Она встала и с серьезным, трогательным выражением произнесла:

— Я хотела, чтобы вы узнали, каков он, и поняли… мое обожание. Я сразу, прежде чем ему показаться, во время невольно подслушанного разговора, оценила и мужество, и геройскую доброту… Я знала с того же дня, что он так же великодушен, как и храбр, так же нежен и чувствителен, как смел и решителен… А когда я увидала, как он поразительно красив… как не похож, начиная с благородного выражения лица и кончая одеждой, на все, что я до сих пор видела… когда я заметила произведенное мною на него впечатление… когда я поняла, что мой восторг, может быть, еще более сильный… я сразу почувствовала, что моя жизнь связана этой любовью…

— Какие же у вас теперь планы?

— Дивные, радостные, как радостно мое сердце! Узнав о моем счастии… я хочу, чтобы Джальма был ослеплен так же, как и я… Я не могу ведь решиться взглянуть на мое солнце прямо… до завтра я переживу целое столетие. Я думала, что при таком счастии рада буду уединиться, чтобы лучше, уйти в море опьяняющих мечтаний… а между тем нет… какое-то лихорадочное чувство, беспокойное… пылкое, сжигает меня… и я желала бы, чтобы какая-нибудь благодетельная фея коснулась меня своим жезлом и погрузила в сон до завтрашнего дня!

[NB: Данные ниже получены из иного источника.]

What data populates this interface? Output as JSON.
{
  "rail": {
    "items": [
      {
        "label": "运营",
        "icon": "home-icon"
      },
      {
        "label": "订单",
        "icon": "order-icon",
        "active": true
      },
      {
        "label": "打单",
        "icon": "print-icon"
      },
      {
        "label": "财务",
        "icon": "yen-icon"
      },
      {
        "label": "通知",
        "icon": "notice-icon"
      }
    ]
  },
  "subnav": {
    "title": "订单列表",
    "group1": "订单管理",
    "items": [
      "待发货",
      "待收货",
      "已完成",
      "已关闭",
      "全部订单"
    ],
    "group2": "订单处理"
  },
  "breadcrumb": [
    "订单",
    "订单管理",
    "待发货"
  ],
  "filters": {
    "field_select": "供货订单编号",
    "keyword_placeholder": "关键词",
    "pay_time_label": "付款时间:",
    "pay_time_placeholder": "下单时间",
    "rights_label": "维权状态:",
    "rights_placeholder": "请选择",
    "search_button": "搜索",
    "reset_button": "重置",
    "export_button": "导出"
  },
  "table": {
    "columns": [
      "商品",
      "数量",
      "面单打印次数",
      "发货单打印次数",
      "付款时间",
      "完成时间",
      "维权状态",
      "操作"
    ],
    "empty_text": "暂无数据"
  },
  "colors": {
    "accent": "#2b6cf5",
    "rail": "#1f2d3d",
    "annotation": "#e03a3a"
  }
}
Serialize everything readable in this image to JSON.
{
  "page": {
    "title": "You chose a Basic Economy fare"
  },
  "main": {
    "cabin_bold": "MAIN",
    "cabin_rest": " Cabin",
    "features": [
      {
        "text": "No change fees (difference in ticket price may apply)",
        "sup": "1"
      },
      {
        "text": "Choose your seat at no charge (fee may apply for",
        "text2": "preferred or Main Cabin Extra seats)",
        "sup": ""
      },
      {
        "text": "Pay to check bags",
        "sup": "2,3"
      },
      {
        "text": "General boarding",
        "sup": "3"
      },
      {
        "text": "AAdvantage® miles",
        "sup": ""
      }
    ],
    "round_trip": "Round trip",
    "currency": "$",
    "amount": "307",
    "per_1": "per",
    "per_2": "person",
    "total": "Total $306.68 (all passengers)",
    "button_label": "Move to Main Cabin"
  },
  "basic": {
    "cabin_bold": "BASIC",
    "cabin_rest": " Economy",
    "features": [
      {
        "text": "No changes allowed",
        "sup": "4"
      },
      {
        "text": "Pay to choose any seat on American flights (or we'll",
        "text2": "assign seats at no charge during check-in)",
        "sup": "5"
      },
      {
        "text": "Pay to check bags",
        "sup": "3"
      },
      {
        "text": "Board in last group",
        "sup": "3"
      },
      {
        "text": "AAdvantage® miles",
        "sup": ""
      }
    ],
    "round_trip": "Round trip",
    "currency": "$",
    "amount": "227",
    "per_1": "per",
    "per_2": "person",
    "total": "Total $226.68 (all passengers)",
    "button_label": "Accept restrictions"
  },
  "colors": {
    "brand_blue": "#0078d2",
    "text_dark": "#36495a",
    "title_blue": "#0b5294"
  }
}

— Я буду этой благодетельной феей, — сказал, улыбаясь, граф.

— Вы?

— Я!

— Каким образом?

— А вот судите о могуществе моего жезла. Я хочу вас рассеять от ваших мыслей, превратив часть их из грез в действительность.

— Объяснитесь, пожалуйста!

— Кроме того, мой план имеет еще и другое достоинство. Послушайте: вы теперь так счастливы, что все выслушаете… Ваша отвратительная тетка и ее омерзительные друзья распускают слухи, что ваше пребывание у доктора Балейнье…

— Было вызвано необходимостью, из-за слабости моего рассудка? Я этого ждала!

— Это нелепо, но, вы знаете, всегда есть люди, готовые поверить всякой нелепости, особенно когда ваше решение жить одной создало вам множество врагов и завистников.

— Надеюсь на это… Ведь очень лестно прослыть безумной в глазах глупцов!

— Да… но доказать глупцам, что они глупы, тоже бывает довольно приятно, особенно на глазах всего Парижа. В свете уже начали тревожиться вашим отсутствием. Вы прекратили свои обычные прогулки в коляске; моя племянница давно уже появляется одна в нашей ложе в Итальянской опере… Вы не знаете, как убить время до завтра? Превосходно. Сейчас два часа. В половине четвертого моя племянница будет здесь в коляске. День прекрасен, в Булонском лесу будет масса публики… Вы совершите прекрасную прогулку. Вас все заметят, а свежий воздух и прогулка успокоят вашу горячку счастья… Вечером же я прибегну к магии и перенесу вас в Индию.